Flash XDR guts in a plastic bag: blue daughterboard is the Sony codec

Convergent Design‘s Flash XDR, a portable video recorder capturing HD to CF cards, was the talk of the show; Convergent was kept busy making room on their small demo table for ever more awards while I was there. The XDR, a hefty box the size of a trade paperback, uses a Sony MPEG-2 codec to capture HD at data rates up to 100Mbit/sec for long-GOP or 160 Mbit/sec for I-frame, recording on 4 off-the-shelf CF cards. $5000, shipping soon; another $1000 for ASI I/O (very handy for broadcasters); optional uncompressed capture coming this fall, which will be interesting to say the least: uncompressed capture to CF cards???

The Flash XDR and Panasonic’s AJ-HPM110

XDR isn’t the only solid-state standalone recorder; Panasonic’s AJ-HPM110 records SD and HD to P2 cards using the tried-and-true DVCPROHD codec or, with an optional board, AVC-I, arguably the highest-quality acquisition codec currently available (aside from HDCAM-SR): full-raster, 10-bit, 4:2:2 AVC (a.k.a. h.264) I-frame video. The 110 also offers real-time pulldown removal from Varicam sources as well as full clip editing, format cross-conversion, and playlist creation. $12K; AVC-I option is $3K.

Stereo Iconix rig

The Iconix camera is one of the very few HD cameras small enough to position side-by-side in a 3D rig with the normal 2.5″ interaxial spacing. Even the SI-2K Mini 3D rig on Silicon Imaging’s booth used a beamsplitter to get the proper interaxial spacing. The Iconix camera itself (which in use is tethered to a CCU with a multipin cable) would just about fit inside your average prescription pill bottle.

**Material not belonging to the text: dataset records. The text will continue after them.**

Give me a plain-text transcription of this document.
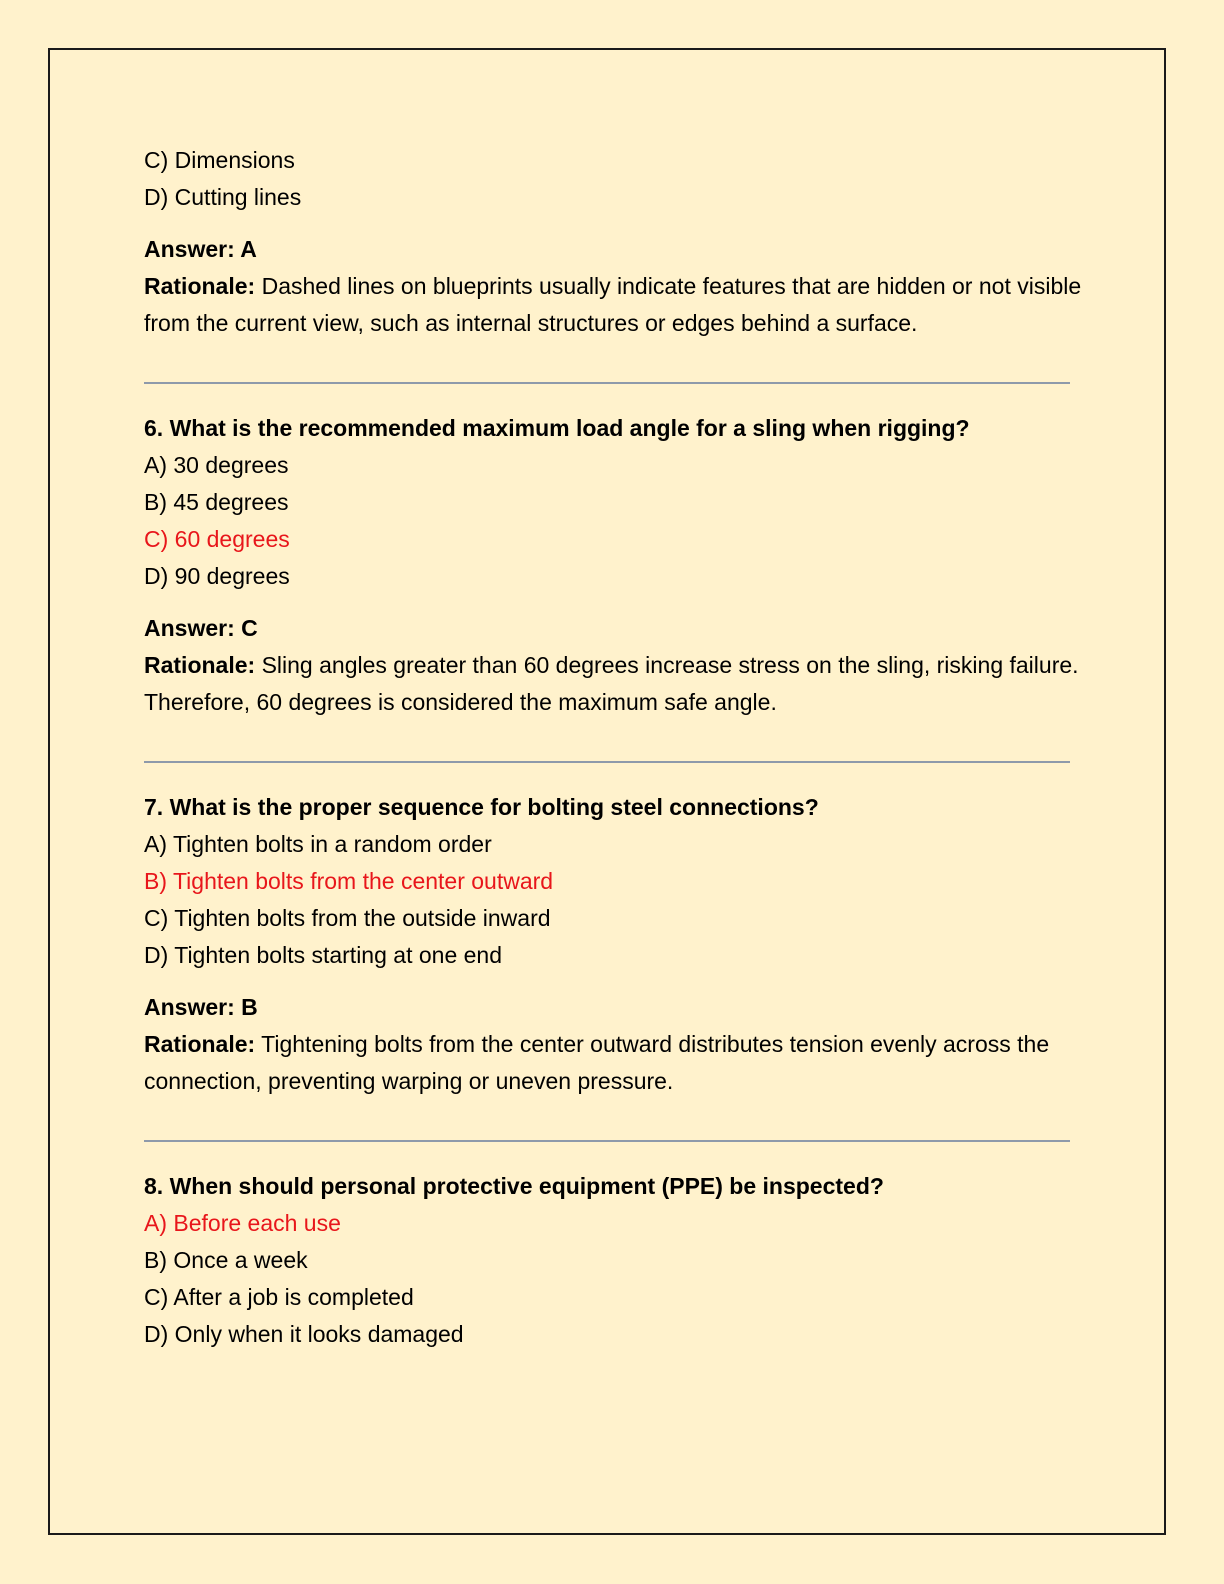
C) Dimensions

D) Cutting lines

Answer: A

Rationale: Dashed lines on blueprints usually indicate features that are hidden or not visible from the current view, such as internal structures or edges behind a surface.

6. What is the recommended maximum load angle for a sling when rigging?

A) 30 degrees

B) 45 degrees

C) 60 degrees

D) 90 degrees

Answer: C

Rationale: Sling angles greater than 60 degrees increase stress on the sling, risking failure. Therefore, 60 degrees is considered the maximum safe angle.

7. What is the proper sequence for bolting steel connections?

A) Tighten bolts in a random order

B) Tighten bolts from the center outward

C) Tighten bolts from the outside inward

D) Tighten bolts starting at one end

Answer: B

Rationale: Tightening bolts from the center outward distributes tension evenly across the connection, preventing warping or uneven pressure.

8. When should personal protective equipment (PPE) be inspected?

A) Before each use

B) Once a week

C) After a job is completed

D) Only when it looks damaged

Next: supports, viewfinder, recorder, fleeting attraction…


Hoodman’s WristShot – the cure for inadvertent Dutch angles

Hoodman was selling the WristShot, an arm-mounted camera support, after showing it at last year’s NAB and then spending the intervening year refining it. WristShot straps to your wrist, providing an articulated arm on which the camera is mounted via the supplied quick-release plate (a quick-release adapter for your tripod is also provided). Once so mounted, the camera is supported at both its handgrip and its tripod socket, so it won’t sag to the left. I found that even the side-heavy HVX200 was tamed by the WristShot—it was still a heavy li’l bastard, but I could at least move my left hand around between zoom & focus rings and the 200’s various other controls without risking the sideways slump. $200.

Unannounced RED prosthetic?

Bob Sliga wandered past the Hoodman booth with various RED cohorts, and upstaged the WristShot with his own RED-branded BrokeArm ™.

Sony’s OLED viewfinder

That Sony viewfinder I mentioned Sunday night? Dang, it was gorgeous! Between it and the FED demo (more details here), it’s clear that we may not be stuck with the limitations of LCD displays for too much longer.

Codex Digital Portable and disk pack

The Codex Digital Portable at BandPro‘s booth, seen on its side. Note the organic curve, to hug the body when hung from a shoulder strap; the elegant UI; the transilluminated buttons. The glowing blue ring glows in different colors depending on the mode: recording, playback, standby, etc. I want one… can a disk recorder be cuddly?

Segway? Steadicam? Seggicam?

Handsfree Transporter is its official name, but we wound up calling it the Seggicam as it zipped past us from time to time. The Steadicam arm mounts to the vehicle, so that’s a load off your back (and knees), and vehicle control is mediated through the knee paddles, so your hands are free to aim the camera. I want one on these, too; perhaps I can rig the Codex Digital Portable to it… (grin)

Time, like an ever-rolling stream…

The HDW-700A was a $65K camera in its day, and it still shoots darned nice 1080i HDCAM video. But this forlorn 700A, being flogged at a booth in Central Hall, attests to the fleeting attraction of all the bright and shiny toys that NAB dangles in front of us. (Sadly, I don’t remember whose booth it was, but they were very pleasant folks with lots of battle-tested gear looking for new homes. If anyone remembers who these folks were, post a comment or drop me a note so I can credit them.)